Listening to Provenge — What a Costly Cancer Treatment Says about Future Medicare Policy
In April 2010, the Food and Drug Administration (FDA) approved sipuleucel-T (Provenge), a novel cellular immunotherapy for the treatment of asymptomatic or minimally symptomatic, metastatic, castration-resistant (hormone-refractory) prostate cancer. The pivotal clinical trial demonstrated the benefits of sipuleucel-T: an increase in median survival of 4.1 months as compared with placebo and fewer side effects than occur with docetaxel. Priced at $31,000 per treatment, with a usual course of three treatments, sipuleucel-T is one of the most expensive cancer therapies ever to hit the marketplace. In June 2010, in response to questions about whether and how its regional contractors would pay for the treatment, the Centers for Medicare and Medicaid Services (CMS) opened a national coverage analysis for sipuleucel-T. On March 30, the CMS issued a proposed decision stating that it will allow national coverage in line with the FDA-approved indication.
The CMS's decision to conduct its own evaluation of sipuleucel-T raises the question of why a second government agency must review the same medical technology (with the same evidence at hand) after one government agency has already approved it. The second review risks duplication of effort, impeded access for patients, and costly delays for manufacturers seeking to commercialize innovations.

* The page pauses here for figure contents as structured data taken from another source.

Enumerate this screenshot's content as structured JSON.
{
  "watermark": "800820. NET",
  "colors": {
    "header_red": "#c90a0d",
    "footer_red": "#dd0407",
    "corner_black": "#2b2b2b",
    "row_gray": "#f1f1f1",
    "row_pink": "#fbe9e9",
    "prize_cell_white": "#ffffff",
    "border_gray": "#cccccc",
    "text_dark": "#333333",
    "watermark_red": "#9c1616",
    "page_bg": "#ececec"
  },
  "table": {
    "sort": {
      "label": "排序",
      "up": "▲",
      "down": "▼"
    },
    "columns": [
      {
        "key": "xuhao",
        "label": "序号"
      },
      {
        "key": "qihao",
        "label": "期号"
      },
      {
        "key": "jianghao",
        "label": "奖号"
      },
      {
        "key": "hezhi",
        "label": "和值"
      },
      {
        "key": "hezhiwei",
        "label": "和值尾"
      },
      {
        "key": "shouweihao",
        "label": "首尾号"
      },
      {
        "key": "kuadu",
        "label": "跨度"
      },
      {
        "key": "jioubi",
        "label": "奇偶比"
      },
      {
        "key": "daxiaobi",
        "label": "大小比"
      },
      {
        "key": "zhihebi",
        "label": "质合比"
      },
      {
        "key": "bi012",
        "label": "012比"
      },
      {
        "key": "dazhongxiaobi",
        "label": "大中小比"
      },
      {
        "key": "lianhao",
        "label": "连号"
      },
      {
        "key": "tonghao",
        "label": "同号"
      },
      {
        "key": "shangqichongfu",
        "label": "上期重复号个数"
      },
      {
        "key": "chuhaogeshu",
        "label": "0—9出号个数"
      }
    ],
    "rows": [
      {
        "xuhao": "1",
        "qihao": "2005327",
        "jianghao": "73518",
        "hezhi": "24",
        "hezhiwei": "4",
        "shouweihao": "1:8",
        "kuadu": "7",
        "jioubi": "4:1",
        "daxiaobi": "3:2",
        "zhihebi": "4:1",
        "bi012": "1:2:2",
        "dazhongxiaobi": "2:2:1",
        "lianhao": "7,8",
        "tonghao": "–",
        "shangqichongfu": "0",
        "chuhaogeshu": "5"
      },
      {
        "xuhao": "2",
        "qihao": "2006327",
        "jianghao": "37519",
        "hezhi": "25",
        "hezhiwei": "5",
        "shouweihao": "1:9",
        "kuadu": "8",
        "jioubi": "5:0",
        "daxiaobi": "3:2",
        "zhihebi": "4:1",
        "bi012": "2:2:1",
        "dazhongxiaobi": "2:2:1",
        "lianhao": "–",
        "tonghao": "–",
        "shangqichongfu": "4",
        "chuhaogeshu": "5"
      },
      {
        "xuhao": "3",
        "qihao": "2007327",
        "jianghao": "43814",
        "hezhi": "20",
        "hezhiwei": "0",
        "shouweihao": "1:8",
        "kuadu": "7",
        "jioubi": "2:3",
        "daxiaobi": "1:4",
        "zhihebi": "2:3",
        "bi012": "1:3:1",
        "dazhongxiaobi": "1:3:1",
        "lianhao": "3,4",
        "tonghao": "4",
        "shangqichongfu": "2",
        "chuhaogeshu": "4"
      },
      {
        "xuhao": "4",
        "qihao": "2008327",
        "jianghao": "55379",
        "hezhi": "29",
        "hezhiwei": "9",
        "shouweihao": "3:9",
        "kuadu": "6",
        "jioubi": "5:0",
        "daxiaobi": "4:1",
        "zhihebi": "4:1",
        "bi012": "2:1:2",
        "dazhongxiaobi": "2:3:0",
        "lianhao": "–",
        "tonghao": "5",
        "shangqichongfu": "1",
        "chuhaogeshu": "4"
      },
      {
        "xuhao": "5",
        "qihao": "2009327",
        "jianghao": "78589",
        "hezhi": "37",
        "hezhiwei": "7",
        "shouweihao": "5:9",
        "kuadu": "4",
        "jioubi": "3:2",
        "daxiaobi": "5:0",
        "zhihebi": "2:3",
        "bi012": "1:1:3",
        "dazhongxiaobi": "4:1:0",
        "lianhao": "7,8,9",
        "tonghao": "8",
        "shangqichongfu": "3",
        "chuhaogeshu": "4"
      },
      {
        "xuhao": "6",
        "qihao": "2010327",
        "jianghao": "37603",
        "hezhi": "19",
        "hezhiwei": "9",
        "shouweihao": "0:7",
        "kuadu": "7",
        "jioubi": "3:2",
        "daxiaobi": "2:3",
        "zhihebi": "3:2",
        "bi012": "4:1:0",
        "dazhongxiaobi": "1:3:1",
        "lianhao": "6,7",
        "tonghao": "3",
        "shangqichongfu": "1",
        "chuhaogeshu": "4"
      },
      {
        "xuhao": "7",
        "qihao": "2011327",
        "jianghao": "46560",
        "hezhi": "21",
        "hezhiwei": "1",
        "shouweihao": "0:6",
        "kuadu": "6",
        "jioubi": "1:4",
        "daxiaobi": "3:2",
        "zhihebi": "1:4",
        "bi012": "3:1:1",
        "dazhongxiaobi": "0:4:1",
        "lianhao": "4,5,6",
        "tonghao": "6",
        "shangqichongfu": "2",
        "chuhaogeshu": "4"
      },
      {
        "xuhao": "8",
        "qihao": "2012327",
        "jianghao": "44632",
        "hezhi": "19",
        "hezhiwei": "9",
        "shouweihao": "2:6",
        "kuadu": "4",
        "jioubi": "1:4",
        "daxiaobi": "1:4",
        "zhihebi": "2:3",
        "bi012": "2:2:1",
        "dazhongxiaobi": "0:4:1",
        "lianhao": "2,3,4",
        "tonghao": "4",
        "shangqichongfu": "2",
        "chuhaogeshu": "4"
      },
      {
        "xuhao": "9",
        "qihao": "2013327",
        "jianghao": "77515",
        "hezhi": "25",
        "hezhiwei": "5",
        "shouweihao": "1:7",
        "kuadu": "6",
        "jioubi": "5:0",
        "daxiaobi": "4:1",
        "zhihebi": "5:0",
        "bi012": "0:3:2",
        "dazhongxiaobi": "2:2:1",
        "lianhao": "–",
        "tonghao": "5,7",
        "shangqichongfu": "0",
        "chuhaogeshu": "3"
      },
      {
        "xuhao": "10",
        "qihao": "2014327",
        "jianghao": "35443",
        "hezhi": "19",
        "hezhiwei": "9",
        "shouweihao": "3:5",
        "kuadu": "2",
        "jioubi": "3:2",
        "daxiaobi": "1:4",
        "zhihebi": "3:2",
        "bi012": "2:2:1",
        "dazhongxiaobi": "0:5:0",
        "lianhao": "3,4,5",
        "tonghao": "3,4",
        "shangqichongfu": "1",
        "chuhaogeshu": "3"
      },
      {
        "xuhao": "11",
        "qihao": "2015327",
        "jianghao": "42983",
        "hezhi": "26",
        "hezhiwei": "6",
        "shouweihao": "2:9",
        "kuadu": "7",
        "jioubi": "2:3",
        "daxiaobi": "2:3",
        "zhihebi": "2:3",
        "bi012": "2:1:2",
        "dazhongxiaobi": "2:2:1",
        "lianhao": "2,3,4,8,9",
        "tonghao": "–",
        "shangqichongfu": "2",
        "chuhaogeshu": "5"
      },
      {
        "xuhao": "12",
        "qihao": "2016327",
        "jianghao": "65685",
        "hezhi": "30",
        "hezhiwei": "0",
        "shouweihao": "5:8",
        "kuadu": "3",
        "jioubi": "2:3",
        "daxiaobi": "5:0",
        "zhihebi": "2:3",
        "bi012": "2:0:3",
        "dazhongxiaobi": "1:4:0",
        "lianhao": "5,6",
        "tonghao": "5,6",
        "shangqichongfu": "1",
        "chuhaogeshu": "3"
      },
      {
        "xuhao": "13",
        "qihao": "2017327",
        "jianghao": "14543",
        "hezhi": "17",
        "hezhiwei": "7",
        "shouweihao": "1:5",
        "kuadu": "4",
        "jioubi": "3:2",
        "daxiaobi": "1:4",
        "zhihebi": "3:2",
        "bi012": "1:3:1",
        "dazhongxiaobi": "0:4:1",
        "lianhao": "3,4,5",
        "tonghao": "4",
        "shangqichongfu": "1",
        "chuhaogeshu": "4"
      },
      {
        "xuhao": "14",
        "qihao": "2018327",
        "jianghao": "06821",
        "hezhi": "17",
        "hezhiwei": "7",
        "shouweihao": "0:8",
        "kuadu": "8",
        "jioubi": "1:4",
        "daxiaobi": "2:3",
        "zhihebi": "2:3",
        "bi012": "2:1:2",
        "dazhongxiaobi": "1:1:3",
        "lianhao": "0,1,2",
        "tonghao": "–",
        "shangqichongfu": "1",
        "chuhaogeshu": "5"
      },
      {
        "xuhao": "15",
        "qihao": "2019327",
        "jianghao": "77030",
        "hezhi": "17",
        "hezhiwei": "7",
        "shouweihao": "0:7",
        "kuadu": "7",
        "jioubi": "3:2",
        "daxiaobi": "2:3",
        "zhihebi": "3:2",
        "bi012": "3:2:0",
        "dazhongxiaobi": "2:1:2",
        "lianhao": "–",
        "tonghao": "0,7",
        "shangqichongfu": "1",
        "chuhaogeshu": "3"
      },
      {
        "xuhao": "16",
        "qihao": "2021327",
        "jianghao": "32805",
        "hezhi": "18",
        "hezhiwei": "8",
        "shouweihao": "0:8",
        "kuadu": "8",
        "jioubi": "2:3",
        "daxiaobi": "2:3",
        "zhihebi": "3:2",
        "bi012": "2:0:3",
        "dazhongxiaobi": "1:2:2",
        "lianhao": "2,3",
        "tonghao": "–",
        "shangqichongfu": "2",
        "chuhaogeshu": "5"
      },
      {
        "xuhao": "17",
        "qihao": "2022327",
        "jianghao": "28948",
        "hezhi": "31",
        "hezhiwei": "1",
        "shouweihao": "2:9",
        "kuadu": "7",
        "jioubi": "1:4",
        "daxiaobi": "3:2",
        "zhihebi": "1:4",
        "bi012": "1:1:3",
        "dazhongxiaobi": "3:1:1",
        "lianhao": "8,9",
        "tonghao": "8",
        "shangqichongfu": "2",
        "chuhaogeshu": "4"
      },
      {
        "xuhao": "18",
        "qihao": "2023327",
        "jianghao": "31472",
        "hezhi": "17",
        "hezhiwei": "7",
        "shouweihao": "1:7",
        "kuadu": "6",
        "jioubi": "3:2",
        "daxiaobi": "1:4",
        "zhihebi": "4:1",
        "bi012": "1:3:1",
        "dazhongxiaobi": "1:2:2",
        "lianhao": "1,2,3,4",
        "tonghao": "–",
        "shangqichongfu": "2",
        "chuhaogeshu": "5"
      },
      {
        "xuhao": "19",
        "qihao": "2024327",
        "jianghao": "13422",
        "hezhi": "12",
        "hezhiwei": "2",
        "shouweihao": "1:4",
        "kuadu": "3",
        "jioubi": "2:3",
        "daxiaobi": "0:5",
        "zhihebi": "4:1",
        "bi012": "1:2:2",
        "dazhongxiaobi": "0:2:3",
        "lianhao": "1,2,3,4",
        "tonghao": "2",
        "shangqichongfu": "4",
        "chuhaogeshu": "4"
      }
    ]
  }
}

... Although the FDA approved the drug, the CMS still faced a difficult decision: what to do about an expensive new cancer agent and the fact that each year tens of thousands of Medicare beneficiaries receive a diagnosis of prostate cancer. ... Of course, patients who wanted sipuleucel-T could opt into traditional Medicare to obtain it, but the traditional program may ultimately disappear as the new payment models take hold. Sipuleucel-T is a new treatment option for patients with prostate cancer. It raises important questions about prospects for parallel review by the FDA and the CMS. From a health policy standpoint, however, its lasting legacy may be its role in accelerating overdue payment reforms (James D. Chambers and Peter J. Neumann).